Here is my code. The format_disks.sh file is the same as the one mentioned above. Any help is greatly appreciated.
# Create a new instance of the latest Ubuntu 16.04 on an
# t2.micro node with an AWS Tag naming it "test1"
provider "aws" {
region = "us-east-1"
}
data "template_file" "format-disks" {
template = "${file("format_disk.sh")}"
vars {
DEVICE = "xvdb"
}
}
resource "aws_instance" "test1" {
ami = "ami-98181234"
instance_type = "r3.4xlarge"
key_name = "keypair-1" # This needs to be changed so multiple users can use this
subnet_id = "subnet-a0aeb123" # maps to the vpc for the us production
associate_public_ip_address = "true"
vpc_security_group_ids = ["sg-f3e91234"] #backendservers
user_data = "${data.template_file.format-disks.rendered}"
tags {
Name = "test1"
}
ephemeral_block_device {
device_name = "xvdb"
virtual_name = "ephemeral0"
}
}
Let me give you my thoughts about this topic.
I think the cloud-init is the key to AWS because you can create the machine you want dynamically.

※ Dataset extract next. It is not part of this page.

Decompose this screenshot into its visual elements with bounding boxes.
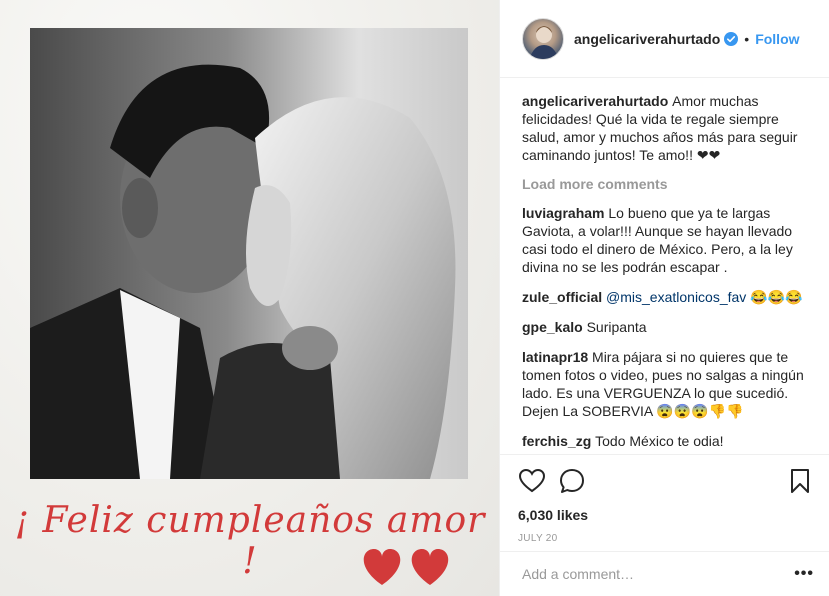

First, try to change some global script, will be used when your machine is starting. Then, you should add that script as user data I suggest you play with ec2 autoscaling at the same time, so, if you change the cloud-init script, you may terminate the instance, another one will be created automatically.
My structure directories.
.
|____main.tf
|____templates
| |____cloud-init.tpl
main.tf
provider "aws" {
region = "us-east-1"
}
data "template_file" "cloud_init" {
template = file("${path.module}/templates/cloud-init.tpl")
}
data "aws_ami" "linux_ami" {
most_recent = "true"
owners = ["amazon"]
filter {
name = "name"
values = ["amzn2-ami-hvm-2.0.????????.?-x86_64-gp2"]
}
}
resource "aws_instance" "test1" {
ami = data.aws_ami.linux_ami.image_id
instance_type = "r3.4xlarge"
key_name = "keypair-1"
subnet_id = "subnet-xxxxxx"
associate_public_ip_address = true
vpc_security_group_ids = ["sg-xxxxxxx"]
user_data = data.template_file.cloud_init.rendered
root_block_device {
delete_on_termination = true
encrypted = true
volume_size = 10
volume_type = "gp2"
}
ebs_block_device {
device_name = "ebs-block-device-name"
delete_on_termination = true
encrypted = true
volume_size = 10
volume_type = "gp2"
}
network_interface {
device_index = 0
network_interface_id = var.network_interface_id
delete_on_termination = true
}
tags = {
Name = "test1"
costCenter = "xxxxx"
owner = "xxxxx"
}
}
templates/cloud-init.tpl
#!/bin/bash -x
yum update -y
yum install -y https://s3.amazonaws.com/ec2-downloads-windows/SSMAgent/latest/linux_amd64/amazon-ssm-agent.rpm
systemctl enable amazon-ssm-agent
systemctl start amazon-ssm-agent
pip install aws-ssm-tunnel-agent
echo "[INFO] SSM agent has been installed!"
# More scripts here.
Would you like to have a temporal disk attached? Have you tried to add a root_block_device with delete_on_termination with a true as value? This way after destroying the aws ec2 instance resource, the disk will be deleted. It's a good way to save costs on AWS but be carefull, Just use it if the data stored on isn't important or if you've backed up.
If you need to attach an external ebs disk on this instance, you can use the AWS API, make sure you have the machine in the same AZ that the disk you can use it.
Let me know if you need some bash script but this is straightforward to do.